Я покачал головой. У меня не было никаких версий. И даже то, что впоследствии превратилось в понятое и осознанное, искусно отточенное по ритму и энергетике словосочетание «чувило сраный», все равно все еще носит привкус того первого звучания. Первый «чувилосран» был страной, прибежищем каких-то мутных и туповатых жителей. У них вечно пустые руки и головы, у них нет пар, они всегда одиноки, и скорее всего потому, что их беспокойный интерес лежал в какой-то другой области.

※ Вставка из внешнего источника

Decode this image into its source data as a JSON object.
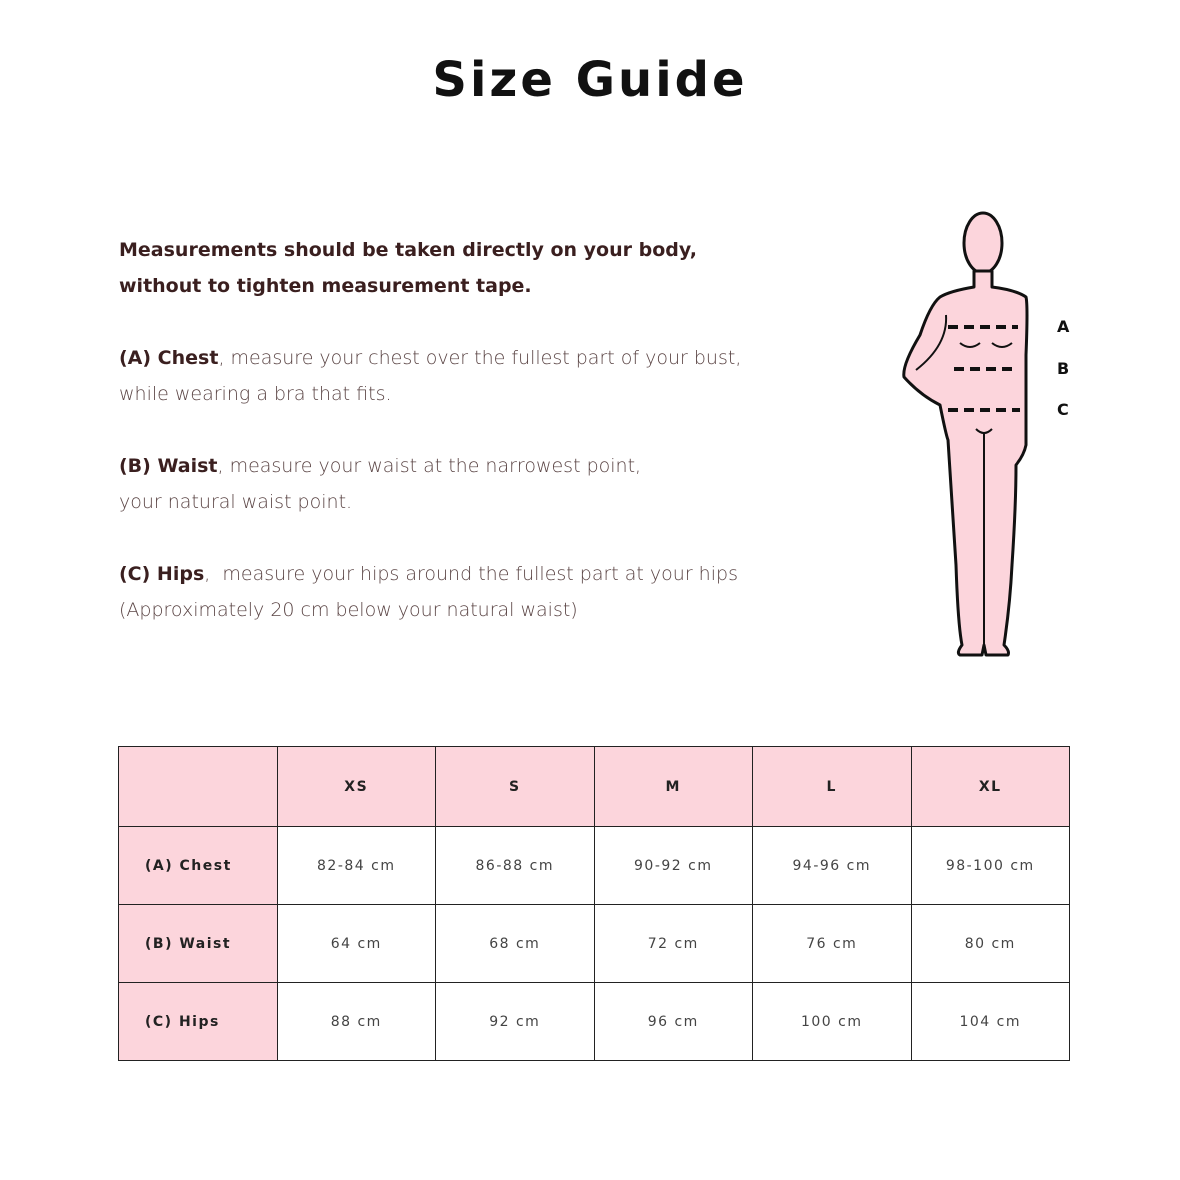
{
  "title": "Size Guide",
  "intro": {
    "lead_line1": "Measurements should be taken directly on your body,",
    "lead_line2": "without to tighten measurement tape.",
    "items": [
      {
        "label": "(A) Chest",
        "text1": ", measure your chest over the fullest part of your bust,",
        "text2": "while wearing a bra that fits."
      },
      {
        "label": "(B) Waist",
        "text1": ", measure your waist at the narrowest point,",
        "text2": "your natural waist point."
      },
      {
        "label": "(C) Hips",
        "text1": ",  measure your hips around the fullest part at your hips",
        "text2": "(Approximately 20 cm below your natural waist)"
      }
    ]
  },
  "figure": {
    "letters": [
      "A",
      "B",
      "C"
    ],
    "fill": "#fcd5dc"
  },
  "colors": {
    "accent": "#fcd5dc",
    "text": "#3a1f1f"
  },
  "table": {
    "headers": [
      "",
      "XS",
      "S",
      "M",
      "L",
      "XL"
    ],
    "rows": [
      {
        "label": "(A) Chest",
        "cells": [
          "82-84 cm",
          "86-88 cm",
          "90-92 cm",
          "94-96 cm",
          "98-100 cm"
        ]
      },
      {
        "label": "(B) Waist",
        "cells": [
          "64 cm",
          "68 cm",
          "72 cm",
          "76 cm",
          "80 cm"
        ]
      },
      {
        "label": "(C) Hips",
        "cells": [
          "88 cm",
          "92 cm",
          "96 cm",
          "100 cm",
          "104 cm"
        ]
      }
    ]
  }
}
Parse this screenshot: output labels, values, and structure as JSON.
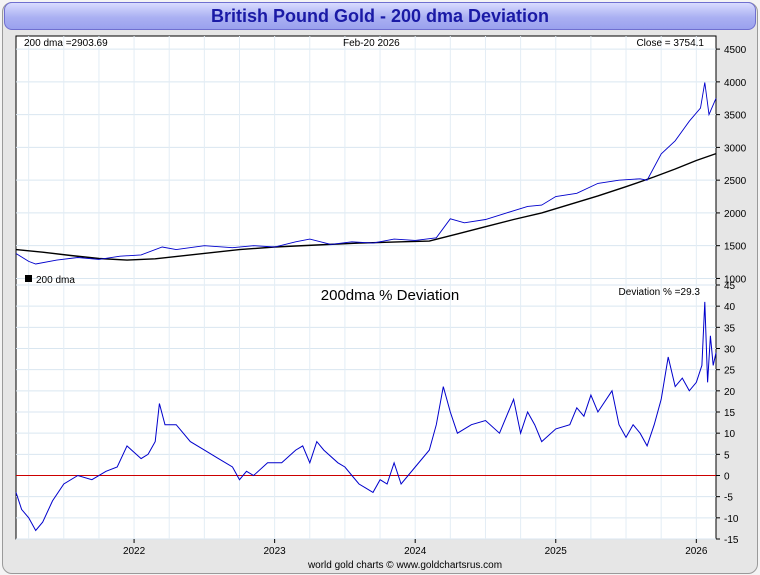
{
  "title": "British Pound Gold - 200 dma Deviation",
  "top_panel": {
    "dma_label": "200 dma =2903.69",
    "date_label": "Feb-20  2026",
    "close_label": "Close = 3754.1",
    "legend_label": "200 dma",
    "line_color": "#000000",
    "price_color": "#0000cc"
  },
  "bottom_panel": {
    "title": "200dma  %  Deviation",
    "deviation_label": "Deviation % =29.3",
    "line_color": "#0000cc",
    "zero_color": "#cc0000"
  },
  "footer": "world gold charts © www.goldchartsrus.com",
  "chart_data": [
    {
      "type": "line",
      "title": "",
      "ylim": [
        900,
        4700
      ],
      "yticks": [
        1000,
        1500,
        2000,
        2500,
        3000,
        3500,
        4000,
        4500
      ],
      "x_range": [
        2021.16,
        2026.14
      ],
      "series": [
        {
          "name": "200 dma",
          "x": [
            2021.16,
            2021.35,
            2021.55,
            2021.75,
            2021.95,
            2022.15,
            2022.45,
            2022.75,
            2023.0,
            2023.3,
            2023.6,
            2023.9,
            2024.1,
            2024.3,
            2024.5,
            2024.7,
            2024.9,
            2025.1,
            2025.3,
            2025.5,
            2025.7,
            2025.85,
            2026.0,
            2026.14
          ],
          "values": [
            1440,
            1400,
            1350,
            1305,
            1280,
            1300,
            1370,
            1440,
            1480,
            1510,
            1540,
            1560,
            1570,
            1680,
            1790,
            1900,
            2000,
            2130,
            2260,
            2400,
            2550,
            2670,
            2800,
            2905
          ]
        },
        {
          "name": "",
          "x": [
            2021.16,
            2021.25,
            2021.3,
            2021.45,
            2021.6,
            2021.75,
            2021.9,
            2022.05,
            2022.2,
            2022.3,
            2022.5,
            2022.7,
            2022.85,
            2023.0,
            2023.15,
            2023.25,
            2023.4,
            2023.55,
            2023.7,
            2023.85,
            2024.0,
            2024.15,
            2024.25,
            2024.35,
            2024.5,
            2024.65,
            2024.8,
            2024.9,
            2025.0,
            2025.15,
            2025.3,
            2025.45,
            2025.6,
            2025.65,
            2025.75,
            2025.85,
            2025.95,
            2026.03,
            2026.06,
            2026.09,
            2026.14
          ],
          "values": [
            1380,
            1260,
            1220,
            1280,
            1320,
            1290,
            1340,
            1360,
            1480,
            1440,
            1500,
            1470,
            1500,
            1480,
            1560,
            1600,
            1520,
            1560,
            1540,
            1600,
            1580,
            1620,
            1910,
            1850,
            1900,
            2000,
            2100,
            2120,
            2250,
            2300,
            2450,
            2500,
            2520,
            2500,
            2900,
            3100,
            3400,
            3600,
            3990,
            3500,
            3750
          ]
        }
      ]
    },
    {
      "type": "line",
      "title": "200dma  %  Deviation",
      "ylim": [
        -15,
        45
      ],
      "yticks": [
        -15,
        -10,
        -5,
        0,
        5,
        10,
        15,
        20,
        25,
        30,
        35,
        40,
        45
      ],
      "x_range": [
        2021.16,
        2026.14
      ],
      "x_ticks": [
        "2022",
        "2023",
        "2024",
        "2025",
        "2026"
      ],
      "x_tick_values": [
        2022.0,
        2023.0,
        2024.0,
        2025.0,
        2026.0
      ],
      "series": [
        {
          "name": "",
          "x": [
            2021.16,
            2021.2,
            2021.25,
            2021.3,
            2021.35,
            2021.42,
            2021.5,
            2021.6,
            2021.7,
            2021.8,
            2021.88,
            2021.95,
            2022.05,
            2022.1,
            2022.15,
            2022.18,
            2022.22,
            2022.3,
            2022.4,
            2022.5,
            2022.6,
            2022.7,
            2022.75,
            2022.8,
            2022.85,
            2022.95,
            2023.05,
            2023.15,
            2023.2,
            2023.25,
            2023.3,
            2023.35,
            2023.45,
            2023.5,
            2023.55,
            2023.6,
            2023.65,
            2023.7,
            2023.75,
            2023.8,
            2023.85,
            2023.9,
            2024.0,
            2024.1,
            2024.15,
            2024.2,
            2024.25,
            2024.3,
            2024.4,
            2024.5,
            2024.6,
            2024.7,
            2024.75,
            2024.8,
            2024.85,
            2024.9,
            2025.0,
            2025.1,
            2025.15,
            2025.2,
            2025.25,
            2025.3,
            2025.4,
            2025.45,
            2025.5,
            2025.55,
            2025.6,
            2025.65,
            2025.7,
            2025.75,
            2025.8,
            2025.85,
            2025.9,
            2025.95,
            2026.0,
            2026.04,
            2026.06,
            2026.08,
            2026.1,
            2026.12,
            2026.14
          ],
          "values": [
            -4,
            -8,
            -10,
            -13,
            -11,
            -6,
            -2,
            0,
            -1,
            1,
            2,
            7,
            4,
            5,
            8,
            17,
            12,
            12,
            8,
            6,
            4,
            2,
            -1,
            1,
            0,
            3,
            3,
            6,
            7,
            3,
            8,
            6,
            3,
            2,
            0,
            -2,
            -3,
            -4,
            -1,
            -2,
            3,
            -2,
            2,
            6,
            12,
            21,
            15,
            10,
            12,
            13,
            10,
            18,
            10,
            15,
            12,
            8,
            11,
            12,
            16,
            14,
            19,
            15,
            20,
            12,
            9,
            12,
            10,
            7,
            12,
            18,
            28,
            21,
            23,
            20,
            22,
            26,
            41,
            22,
            33,
            26,
            29
          ]
        }
      ]
    }
  ]
}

Через мужиков спокойно шли усталые с самого утра женщины с мятыми сумками. И даже дети их не боялись, привычно расталкивая или привычно огибая. И только мы нерешительно мялись в двадцати шагах от магазина. Может быть, они для нас там стояли – эти нелепые стражи магазина, первой ступени нашего российского испытания? Шайка выродившихся Керберов-попрошаек, ждущих то ли работы, то ли жалости. У меня же они вызывали необъяснимую странную брезгливость. С тех пор я каждый раз испытываю странное чувство вины, когда что-либо, а тем более нечто одушевленное, вызывает у меня брезгливость. А пока это чувство только зарождалось во мне, я оглянулся, пытаясь все-таки понять, что за мир нам предстоит покорить. Обратного хода не предусматривалось.